Чем, всемилостивые боги, заслужила я столько ужасов?

Раздавался хруп шестерней. В увлажнённые ноздри пробирался запах масла. Вырывающиеся крики стянули горло и от неудержимого плача я задыхалась. Потом свернулась калачиком, и так лежала, не выискав смелости подняться.

В мыслях жглись раскалённые угли: когда слёзы иссякли, их восполнили горькие догадки. Нечестно! Абсолютно нечестно! Луан накажут за обиду консула, конечно, Силмаез обид не прощает… а что ты, Мели? Ты никак не поможешь… и это — другу, которая столько помогала тебе!

Теперь я одна, на корабле из сказок, где сказками и не пахнет.

Я с позором устремилась в себя, как подбитый селезень перед падением на твёрдую землю. Не скоро удастся узнать, что случилось с Лу. Пройдёт время, пока вернусь в Амфиктионию — или не вернусь никогда. А если случится чудо, и какой-нибудь бог из тех, о которых говорил Серджо на последних уроках, возвратит меня в Аргелайн, с каким горем и трепетной совестью посмотрю в глаза Луан? Если будет, во что смотреть…

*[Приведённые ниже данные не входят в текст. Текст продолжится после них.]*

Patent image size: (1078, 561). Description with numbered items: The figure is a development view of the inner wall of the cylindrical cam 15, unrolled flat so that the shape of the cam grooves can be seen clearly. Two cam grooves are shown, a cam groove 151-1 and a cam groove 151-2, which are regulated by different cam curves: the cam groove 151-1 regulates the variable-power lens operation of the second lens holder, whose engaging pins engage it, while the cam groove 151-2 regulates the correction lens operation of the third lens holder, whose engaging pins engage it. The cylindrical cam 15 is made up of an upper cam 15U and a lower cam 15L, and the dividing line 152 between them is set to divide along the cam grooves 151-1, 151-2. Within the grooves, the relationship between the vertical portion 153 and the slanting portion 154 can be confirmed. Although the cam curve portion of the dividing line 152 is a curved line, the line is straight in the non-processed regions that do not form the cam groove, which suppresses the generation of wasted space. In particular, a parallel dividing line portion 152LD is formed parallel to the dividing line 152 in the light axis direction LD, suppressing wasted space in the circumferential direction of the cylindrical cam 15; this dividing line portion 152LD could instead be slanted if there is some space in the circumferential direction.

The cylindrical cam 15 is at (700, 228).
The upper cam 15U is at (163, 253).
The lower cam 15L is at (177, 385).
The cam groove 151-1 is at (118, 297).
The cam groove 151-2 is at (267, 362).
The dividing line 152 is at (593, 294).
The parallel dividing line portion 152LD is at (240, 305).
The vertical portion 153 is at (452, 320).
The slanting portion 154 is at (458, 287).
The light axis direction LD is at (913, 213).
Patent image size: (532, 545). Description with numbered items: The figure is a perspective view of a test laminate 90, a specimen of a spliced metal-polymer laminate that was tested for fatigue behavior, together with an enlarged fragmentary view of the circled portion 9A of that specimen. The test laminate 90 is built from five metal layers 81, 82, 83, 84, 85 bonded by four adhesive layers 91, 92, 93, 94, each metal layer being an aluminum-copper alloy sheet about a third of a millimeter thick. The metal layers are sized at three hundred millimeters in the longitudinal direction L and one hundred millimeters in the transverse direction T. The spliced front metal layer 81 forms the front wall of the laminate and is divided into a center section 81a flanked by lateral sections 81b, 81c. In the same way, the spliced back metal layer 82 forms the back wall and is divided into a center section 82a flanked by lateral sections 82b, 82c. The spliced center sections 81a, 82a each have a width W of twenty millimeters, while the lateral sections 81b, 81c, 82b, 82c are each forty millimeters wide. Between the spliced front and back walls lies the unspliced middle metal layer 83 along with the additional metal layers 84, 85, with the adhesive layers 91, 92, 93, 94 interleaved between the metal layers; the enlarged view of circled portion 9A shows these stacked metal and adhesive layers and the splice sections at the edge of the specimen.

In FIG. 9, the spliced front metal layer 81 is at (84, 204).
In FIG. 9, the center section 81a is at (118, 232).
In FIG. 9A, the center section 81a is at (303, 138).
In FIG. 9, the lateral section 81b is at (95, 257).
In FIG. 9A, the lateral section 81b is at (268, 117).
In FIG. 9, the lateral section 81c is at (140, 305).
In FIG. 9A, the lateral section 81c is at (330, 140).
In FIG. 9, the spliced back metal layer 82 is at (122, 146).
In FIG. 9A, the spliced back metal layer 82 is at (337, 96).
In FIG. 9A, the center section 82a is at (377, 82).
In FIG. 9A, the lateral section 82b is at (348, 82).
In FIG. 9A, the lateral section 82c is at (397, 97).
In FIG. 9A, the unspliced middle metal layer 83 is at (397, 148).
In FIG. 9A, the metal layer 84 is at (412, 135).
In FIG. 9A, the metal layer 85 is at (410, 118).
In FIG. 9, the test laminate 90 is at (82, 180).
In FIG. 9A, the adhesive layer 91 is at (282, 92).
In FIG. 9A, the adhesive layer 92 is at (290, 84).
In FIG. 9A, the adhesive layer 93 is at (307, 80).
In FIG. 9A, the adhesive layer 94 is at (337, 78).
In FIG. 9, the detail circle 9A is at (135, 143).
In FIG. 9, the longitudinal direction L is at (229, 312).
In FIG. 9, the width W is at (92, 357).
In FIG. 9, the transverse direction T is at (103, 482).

Серджо… мы договорились встретиться сегодня утром. Как глупо было обещать учителю того, чего не в силах выполнить, как безобразно, как недостойно будущей Архикратиссы нарушать слово!

«Прими решение или его примут за тебя», родился в моей кружившейся голове сенильный голос, мудрый как ветер в горах. Я не послушала его советов и позволила собой манипулировать, да в прибавку смирилась с этим, побоялась, будто Луан отнимут навсегда. Как глупо! Лучше бы отказалась, зато с подругой точно было бы всё в порядке…

Шмыгнув носом, я обречённо посмотрела на стену-решётку, где двигались шестерёнки. Вот бы сломать одну из них. Закидать чем-нибудь, чтобы остановились, чтобы… нет, конечно, Толстый Шъял не даст сломать летающее судно. Глупо верить в… глупо думать…

Я не запомнила, как усталость и горе сбросили меня в бездну сна — в нём ощущался тот же необоримый страх. Там, где разум обычно отдыхал от реальности, Шъял преследовал меня. Тучного его тела не видела, были только хлопанье рук и уродливый хохот, хлопанье… и хохот…

Вечером низенькие увальни принесли сундук с вещами и поставили столик с ужином, а сами поспешно удалились, затворяя круглую дверь. Проснувшись — и жалея об этом, я подобралась к кровати, тяжко, как раненый зверёк. Есть не хотела. В принципе ничего не хотелось, кроме смерти. Горло болело, язык и кончики губ онемели, коленки, казалось, скоро переломятся под тяжестью тела.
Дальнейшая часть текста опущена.